En su opinión, uno de los aspectos más interesantes es el concepto de “inteligencia artificial invisible”. Frente a los grandes proyectos aislados de IA las organizaciones más avanzadas están incorporando capacidades inteligentes dentro de cada proceso de negocio. El objetivo no es desarrollar iniciativas independientes, sino integrar la inteligencia artificial allí donde aporte valor real. Cuando la tecnología funciona correctamente, prácticamente desaparece para el usuario y se convierte en una parte natural de su forma de trabajar. Esta evolución, señala, está estrechamente ligada a otro de los grandes desafíos del digital workplace: la experiencia de usuario. Durante años se consideró que una experiencia homogénea consistía en replicar interfaces idénticas entre dispositivos, sin embargo, Samsung plantea una visión diferente: lo importante no es que los dispositivos sean iguales, sino que el contexto acompañe al usuario.

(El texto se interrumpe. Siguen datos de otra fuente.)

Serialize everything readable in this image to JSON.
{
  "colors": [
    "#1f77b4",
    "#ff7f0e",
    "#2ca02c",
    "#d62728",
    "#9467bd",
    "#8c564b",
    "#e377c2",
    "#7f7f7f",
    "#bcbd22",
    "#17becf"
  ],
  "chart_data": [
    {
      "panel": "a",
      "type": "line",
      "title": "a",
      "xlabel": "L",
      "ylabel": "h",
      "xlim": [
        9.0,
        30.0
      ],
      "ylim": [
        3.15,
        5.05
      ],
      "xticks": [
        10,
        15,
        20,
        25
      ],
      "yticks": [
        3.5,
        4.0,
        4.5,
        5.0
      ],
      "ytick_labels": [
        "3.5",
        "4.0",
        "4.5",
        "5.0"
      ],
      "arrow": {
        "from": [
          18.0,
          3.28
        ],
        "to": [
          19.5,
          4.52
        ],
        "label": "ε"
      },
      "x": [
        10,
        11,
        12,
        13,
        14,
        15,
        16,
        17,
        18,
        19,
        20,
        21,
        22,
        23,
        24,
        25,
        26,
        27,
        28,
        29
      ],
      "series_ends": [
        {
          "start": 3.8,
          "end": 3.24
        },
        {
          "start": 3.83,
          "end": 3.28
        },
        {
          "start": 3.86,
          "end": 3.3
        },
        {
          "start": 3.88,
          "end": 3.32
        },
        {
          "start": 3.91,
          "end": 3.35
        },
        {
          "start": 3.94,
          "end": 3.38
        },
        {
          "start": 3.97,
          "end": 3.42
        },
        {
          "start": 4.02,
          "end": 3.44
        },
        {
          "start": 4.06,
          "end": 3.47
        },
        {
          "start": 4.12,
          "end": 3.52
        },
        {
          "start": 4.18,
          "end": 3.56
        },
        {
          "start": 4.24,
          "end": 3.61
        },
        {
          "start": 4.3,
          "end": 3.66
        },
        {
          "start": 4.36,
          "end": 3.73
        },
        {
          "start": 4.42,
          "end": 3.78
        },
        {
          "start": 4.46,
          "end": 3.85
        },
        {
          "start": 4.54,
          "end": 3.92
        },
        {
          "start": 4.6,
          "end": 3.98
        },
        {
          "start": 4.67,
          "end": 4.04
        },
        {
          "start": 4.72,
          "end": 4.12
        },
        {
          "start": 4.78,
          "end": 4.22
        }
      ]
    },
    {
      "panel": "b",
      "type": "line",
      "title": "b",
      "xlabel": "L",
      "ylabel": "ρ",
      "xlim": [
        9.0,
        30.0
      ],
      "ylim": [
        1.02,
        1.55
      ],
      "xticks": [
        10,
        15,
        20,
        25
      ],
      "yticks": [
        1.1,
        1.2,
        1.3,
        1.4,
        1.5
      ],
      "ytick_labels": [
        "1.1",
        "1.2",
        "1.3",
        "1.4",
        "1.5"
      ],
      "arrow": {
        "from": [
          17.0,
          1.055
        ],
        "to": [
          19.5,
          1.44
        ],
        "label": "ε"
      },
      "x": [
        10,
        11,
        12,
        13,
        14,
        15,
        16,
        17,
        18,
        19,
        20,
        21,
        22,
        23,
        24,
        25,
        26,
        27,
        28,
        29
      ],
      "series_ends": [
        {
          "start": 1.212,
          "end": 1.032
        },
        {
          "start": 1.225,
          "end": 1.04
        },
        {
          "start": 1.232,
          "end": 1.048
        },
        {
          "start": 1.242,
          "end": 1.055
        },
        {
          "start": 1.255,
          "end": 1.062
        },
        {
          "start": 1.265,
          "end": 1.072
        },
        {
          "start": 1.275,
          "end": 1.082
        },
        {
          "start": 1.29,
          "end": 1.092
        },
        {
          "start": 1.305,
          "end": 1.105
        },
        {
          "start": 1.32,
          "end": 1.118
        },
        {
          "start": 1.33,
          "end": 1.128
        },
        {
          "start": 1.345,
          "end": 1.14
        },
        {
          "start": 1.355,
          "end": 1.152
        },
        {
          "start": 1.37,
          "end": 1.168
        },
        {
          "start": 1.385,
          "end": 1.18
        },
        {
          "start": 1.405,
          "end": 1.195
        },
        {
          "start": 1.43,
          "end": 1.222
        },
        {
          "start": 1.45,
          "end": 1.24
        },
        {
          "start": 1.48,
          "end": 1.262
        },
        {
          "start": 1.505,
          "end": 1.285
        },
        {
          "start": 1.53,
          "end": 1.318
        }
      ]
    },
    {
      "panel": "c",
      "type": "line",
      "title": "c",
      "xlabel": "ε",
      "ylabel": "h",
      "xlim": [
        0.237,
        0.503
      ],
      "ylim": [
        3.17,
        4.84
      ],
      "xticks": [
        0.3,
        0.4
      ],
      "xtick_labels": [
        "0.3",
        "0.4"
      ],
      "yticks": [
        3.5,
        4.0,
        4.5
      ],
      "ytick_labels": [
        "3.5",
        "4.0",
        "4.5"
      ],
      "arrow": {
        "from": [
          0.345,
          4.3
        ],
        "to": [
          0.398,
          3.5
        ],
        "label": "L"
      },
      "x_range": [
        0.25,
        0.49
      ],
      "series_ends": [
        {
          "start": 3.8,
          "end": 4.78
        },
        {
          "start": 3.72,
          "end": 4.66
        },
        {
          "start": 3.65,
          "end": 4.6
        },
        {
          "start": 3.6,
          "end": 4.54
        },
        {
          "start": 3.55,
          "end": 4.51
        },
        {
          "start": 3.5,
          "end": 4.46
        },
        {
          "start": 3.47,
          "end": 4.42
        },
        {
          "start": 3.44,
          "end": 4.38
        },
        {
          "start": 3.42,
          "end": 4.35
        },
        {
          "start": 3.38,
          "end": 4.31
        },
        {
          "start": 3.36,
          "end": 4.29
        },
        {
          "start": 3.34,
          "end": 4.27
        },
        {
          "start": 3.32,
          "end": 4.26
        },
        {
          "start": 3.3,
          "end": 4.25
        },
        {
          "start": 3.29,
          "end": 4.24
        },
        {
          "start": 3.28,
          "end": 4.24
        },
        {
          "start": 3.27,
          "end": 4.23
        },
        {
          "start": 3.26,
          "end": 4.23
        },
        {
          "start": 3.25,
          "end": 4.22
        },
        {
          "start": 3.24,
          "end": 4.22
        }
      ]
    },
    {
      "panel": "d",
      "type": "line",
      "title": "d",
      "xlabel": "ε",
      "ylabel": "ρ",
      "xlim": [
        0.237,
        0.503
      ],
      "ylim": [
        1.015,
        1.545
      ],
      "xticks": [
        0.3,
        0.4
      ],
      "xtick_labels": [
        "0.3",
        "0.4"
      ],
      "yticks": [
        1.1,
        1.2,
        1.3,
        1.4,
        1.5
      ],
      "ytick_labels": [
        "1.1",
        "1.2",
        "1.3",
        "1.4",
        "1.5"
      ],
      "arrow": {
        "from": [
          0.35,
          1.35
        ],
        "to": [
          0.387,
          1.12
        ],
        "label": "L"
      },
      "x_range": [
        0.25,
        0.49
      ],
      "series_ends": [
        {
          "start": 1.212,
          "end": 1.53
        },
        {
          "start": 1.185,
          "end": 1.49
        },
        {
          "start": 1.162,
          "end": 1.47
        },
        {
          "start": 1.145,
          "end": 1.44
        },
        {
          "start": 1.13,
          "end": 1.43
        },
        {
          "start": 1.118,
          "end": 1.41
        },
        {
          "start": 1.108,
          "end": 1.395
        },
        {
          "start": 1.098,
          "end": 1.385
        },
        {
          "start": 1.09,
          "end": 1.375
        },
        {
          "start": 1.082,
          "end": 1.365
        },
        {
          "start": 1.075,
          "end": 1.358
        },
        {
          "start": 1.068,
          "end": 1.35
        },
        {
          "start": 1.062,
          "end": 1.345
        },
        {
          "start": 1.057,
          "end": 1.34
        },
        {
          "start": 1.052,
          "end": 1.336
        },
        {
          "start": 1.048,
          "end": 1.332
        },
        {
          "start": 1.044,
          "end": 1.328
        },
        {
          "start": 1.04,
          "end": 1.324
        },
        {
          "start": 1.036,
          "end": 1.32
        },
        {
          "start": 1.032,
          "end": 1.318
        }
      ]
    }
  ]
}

La capacidad de comenzar una tarea en un dispositivo móvil, continuarla en un ordenador y finalizarla en una tablet sin perder información ni continuidad representa uno de los grandes objetivos del puesto de trabajo moderno. El trabajo deja de estar vinculado a un dispositivo concreto para convertirse en una experiencia fluida que acompaña al profesional durante toda su jornada.
La seguridad sigue siendo un elemento fundamental dentro de esta transformación. Según Martín, uno de los errores más frecuentes en las organizaciones es mantener separadas las estrategias de productividad y de ciberseguridad. Mientras unos equipos buscan facilitar el trabajo de los usuarios, otros priorizan la protección de los sistemas. El resultado suele ser una negociación permanente que limita el potencial de ambas áreas.
La propuesta pasa por diseñar conjuntamente el puesto de trabajo, integrando productividad y seguridad desde el origen. En este contexto, los dispositivos adquieren una nueva relevancia. Aunque la inteligencia artificial gana protagonismo, Enrique Martín considera que la confianza sigue dependiendo del hardware sobre el que se ejecutan las aplicaciones y los asistentes inteligentes. Los usuarios necesitan garantías de que la información que comparten con estas herramientas permanece protegida y bajo control. Por ello, Samsung continúa reforzando su estrategia de seguridad basada en Samsung Knox, una plataforma que lleva años evolucionando para proteger aplicaciones, sistemas operativos y, ahora también, entornos de inteligencia artificial. La compañía mantiene además su colaboración con organismos de certificación para garantizar los máximos niveles de seguridad en sus dispositivos.